The GetPositionByRef method though can control whether or not callers can assign into the returned value. Using readonly ref as the return prevents assignment irrespective of whether or not the struct itself is readonly.

@Ziflin
Ziflin commented Sep 23, 2016

The GetPositionByRef method though can control whether or not callers can assign into the returned value. Using readonly ref as the return prevents assignment irrespective of whether or not the struct itself is readonly.

Ok, so then there is a proposal / feature planned for returning a readonly ref? That's mostly what I've been trying to figure out. And can this be used by properties?

@benaadams

@Ziflin I think its captured in #115 though it deals with ref parameters so may need to be extended for ref returns, now they are a thing.

@jaredpar
Member

@Ziflin

As @benaadams pointed out, #115 has it a bit. But it does need to be extended for readonly structs and refs to be complete. It's on my list of items to write up.

@Ziflin
Ziflin commented Sep 23, 2016

@jaredpar @benaadams Ok great. I'm definitely with @joeante (in #115) in his desire to see C# perform as well as it can and this seems like one of the last issues I've had with moving to C# from C++ for game engine development. I guess keeping C# as clean a language as possible with that is the hard part.

@xoofx
Member
xoofx commented Oct 13, 2016

In this case the argument is taken by ref presumably to avoid copying a large struct. However in order to execute the ToString call the compiler will fully copy the value to the stack. Oops

@jaredpar, not sure to understand why readonly ref should be interpreted as a ref readonly... Couldn't we have the ability to have a:

  • readonly ref, i.e. you can do whatever you want on the struct behind the ref, but you can't modify the ref
  • ref readonly, i.e. you cannot modify the struct behind the ref and you can't modify the ref (this would be different from a C++ const). This would allow typically to be able to pass a ref to a readonly field (something we can't do today)

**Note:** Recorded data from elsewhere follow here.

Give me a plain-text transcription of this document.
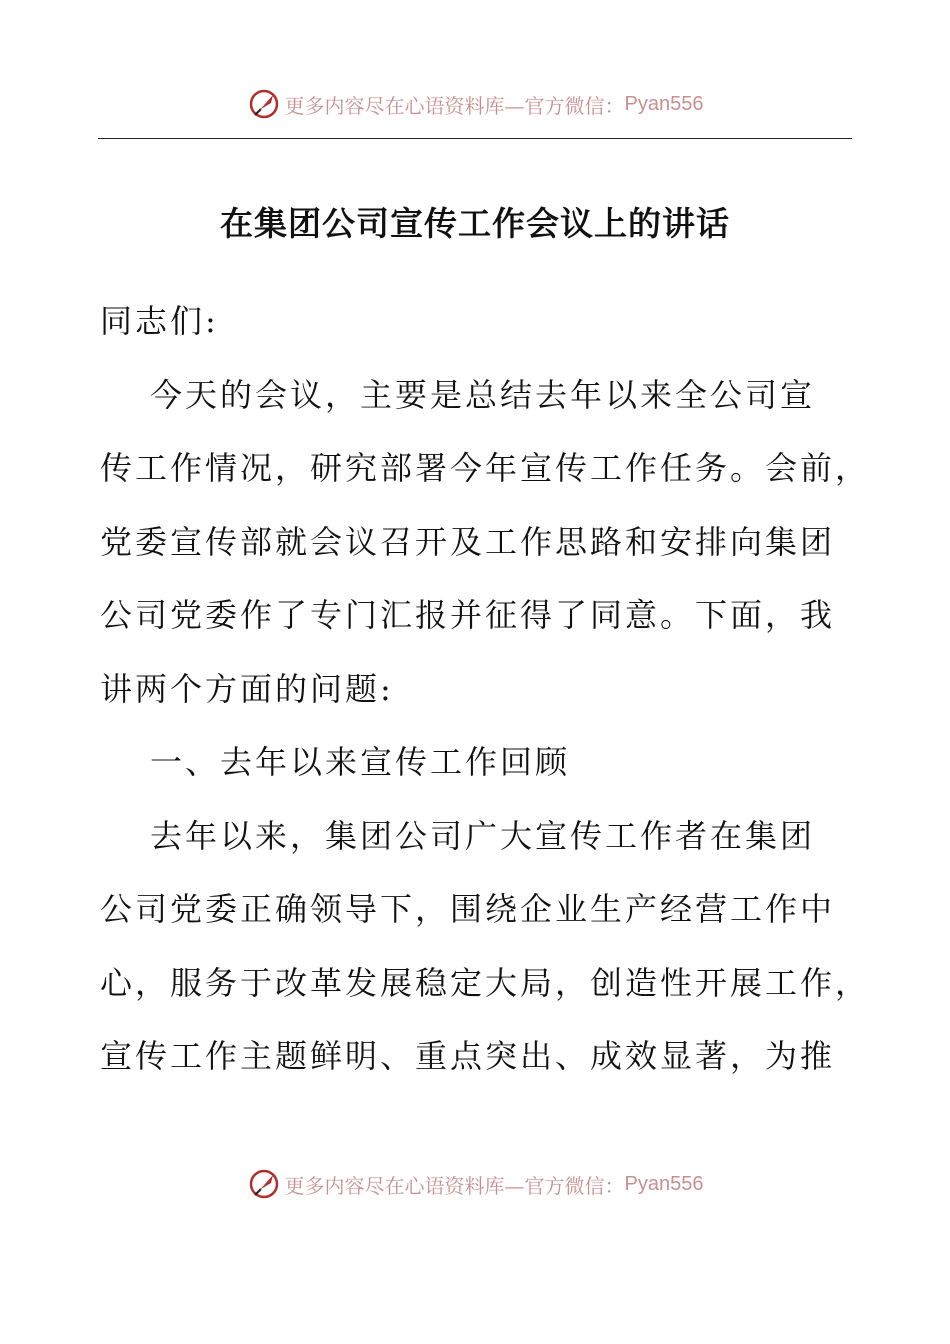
更多内容尽在心语资料库—官方微信： Pyan556
在集团公司宣传工作会议上的讲话
同志们:
今天的会议，主要是总结去年以来全公司宣
传工作情况，研究部署今年宣传工作任务。会前，
党委宣传部就会议召开及工作思路和安排向集团
公司党委作了专门汇报并征得了同意。下面，我
讲两个方面的问题:
一、去年以来宣传工作回顾
去年以来，集团公司广大宣传工作者在集团
公司党委正确领导下，围绕企业生产经营工作中
心，服务于改革发展稳定大局，创造性开展工作，
宣传工作主题鲜明、重点突出、成效显著，为推
更多内容尽在心语资料库—官方微信： Pyan556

I'm really missing the readonly ref behavior there...

@whoisj
whoisj commented Oct 13, 2016

@xoofx please can avoid the taint of C here with its const int const *ptr non-sense.

I'm having a difficult time thinking of a real scenario where any would want an mutable pointer to an immutable object. The function could too easily just replace the object with its own, mutate as it sees fit, then return control to the caller who would then have a new struct not realizing it. Seems rife with misuse and danger.

@xoofx
Member
xoofx commented Oct 13, 2016 edited

a real scenario where any would want an mutable pointer to an immutable object

No scenario, I don't propose this (as I said above, the pointer ref readonly is not mutable).

@Thaina
Thaina commented Oct 13, 2016 edited

In C# world ref of struct is not pointer. It is the object itself. It can only be immutable pointer for mutable object

And by the standard of static internal protected is the same as protected internal static. ref readonly and readonly ref must be the same

@jaredpar
Member

@xoofx

I'm really missing the readonly ref behavior there...

Reading your comment I think there may be a bit of a terminology difference. Let me elaborate a bit on the operations for a ref that could be affected by readonly:

  • re-pointing: a ref is really just a pointer that is safe. Hence just like you can change the address a pointer refers to, you could also change the location a ref points to.
  • mutating the target: this is modifying the memory a ref points to. In the case of a class it would be changing it to refer to a new instance (or null). In the case of a struct though it's mutating the contents directly.

Attaching readonly semantics to a ref could choose to affect one, or both of these operations.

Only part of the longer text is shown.